As you might expect, this is not always easy. I have long held that the Maunder Minimum, in the North Sea region, began around 1660. Increasingly, I find it easier to begin with the broadly accepted date of 1645, but distinguish between different phases of the Maunder Minimum. An earlier phase marked by cooling might have started in 1645, but a later phase marked by much more than cooling took hold around 1660.
These are messy issues that yield messy answers. Yet we must think deeply about these problems. Not only can such thinking affect how we make sense of the deep past, but it can also provide new perspectives on modern climate change. When did our current climate of anthropogenic warming really start? At what point did it start influencing human history, and where? What can that tell us about our future? These questions can yield insights on everything from the contribution of climate change to present-day conflicts, to the timing of our transition to a thoroughly unprecedented global climate, to the urgency of mitigating greenhouse gas emissions.

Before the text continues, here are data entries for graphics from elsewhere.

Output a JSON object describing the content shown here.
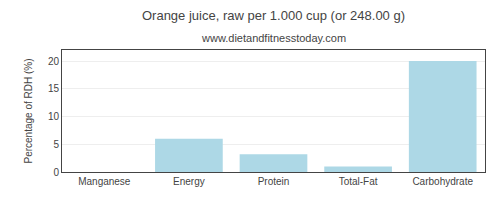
{
  "chart_data": {
    "type": "bar",
    "title": "Orange juice, raw per 1.000 cup (or 248.00 g)",
    "subtitle": "www.dietandfitnesstoday.com",
    "categories": [
      "Manganese",
      "Energy",
      "Protein",
      "Total-Fat",
      "Carbohydrate"
    ],
    "values": [
      0.0,
      6.0,
      3.2,
      1.0,
      20.0
    ],
    "color": "#add8e6",
    "ylabel": "Percentage of RDH (%)",
    "ylim": [
      0,
      22
    ],
    "yticks": [
      0,
      5,
      10,
      15,
      20
    ],
    "grid": true
  }
}
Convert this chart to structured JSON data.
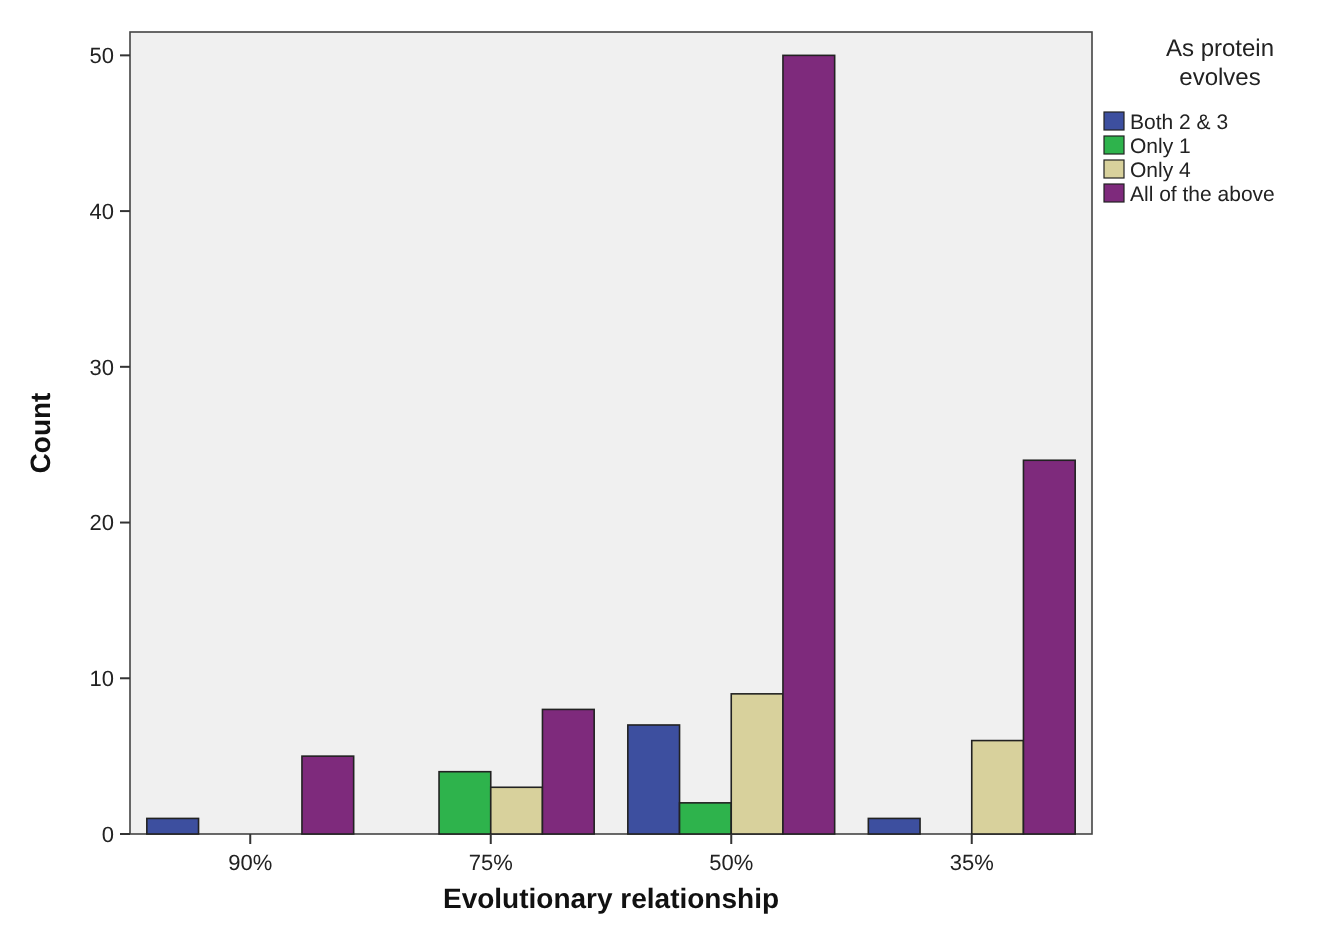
{
  "chart_data": {
    "type": "bar",
    "xlabel": "Evolutionary relationship",
    "ylabel": "Count",
    "legend_title": "As protein evolves",
    "categories": [
      "90%",
      "75%",
      "50%",
      "35%"
    ],
    "series": [
      {
        "name": "Both 2 & 3",
        "color": "#3d4f9f",
        "values": [
          1,
          null,
          7,
          1
        ]
      },
      {
        "name": "Only 1",
        "color": "#2eb34c",
        "values": [
          null,
          4,
          2,
          null
        ]
      },
      {
        "name": "Only 4",
        "color": "#d8d19c",
        "values": [
          null,
          3,
          9,
          6
        ]
      },
      {
        "name": "All of the above",
        "color": "#7e2a7c",
        "values": [
          5,
          8,
          50,
          24
        ]
      }
    ],
    "ylim": [
      0,
      51.5
    ],
    "yticks": [
      0,
      10,
      20,
      30,
      40,
      50
    ],
    "grid": false,
    "legend": "right"
  }
}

Behringer, Wolfgang. A Cultural History of Climate. Cambridge: Polity Press, 2010.
Brooke, John. Climate Change and the Course of Global History: A Rough Journey. Cambridge: Cambridge University Press, 2014.
Coates, Colin and Dagomar Degroot, “‘Les bois engendrent les frimas et les gelées:’ comprendre le climat en Nouvelle-France." Revue d'histoire de l'Amérique française 68:3-4 (2015): 197-219.
Dagomar Degroot, “‘Never such weather known in these seas:’ Climatic Fluctuations and the Anglo-Dutch Wars of the Seventeenth Century, 1652–1674.” Environment and History 20.2 (May 2014): 239-273.
Eddy, John A. “The Maunder Minimum.” Science 192:4245 (1976): 1189-1202.
Parker, Geoffrey. Global Crisis: War, Climate Change and Catastrophe in the Seventeenth Century. London: Yale University Press, 2013.
White, Sam. “Unpuzzling American Climate: New World Experience and the Foundations of a New Science.” Isis 106:3 (2015): 544-566.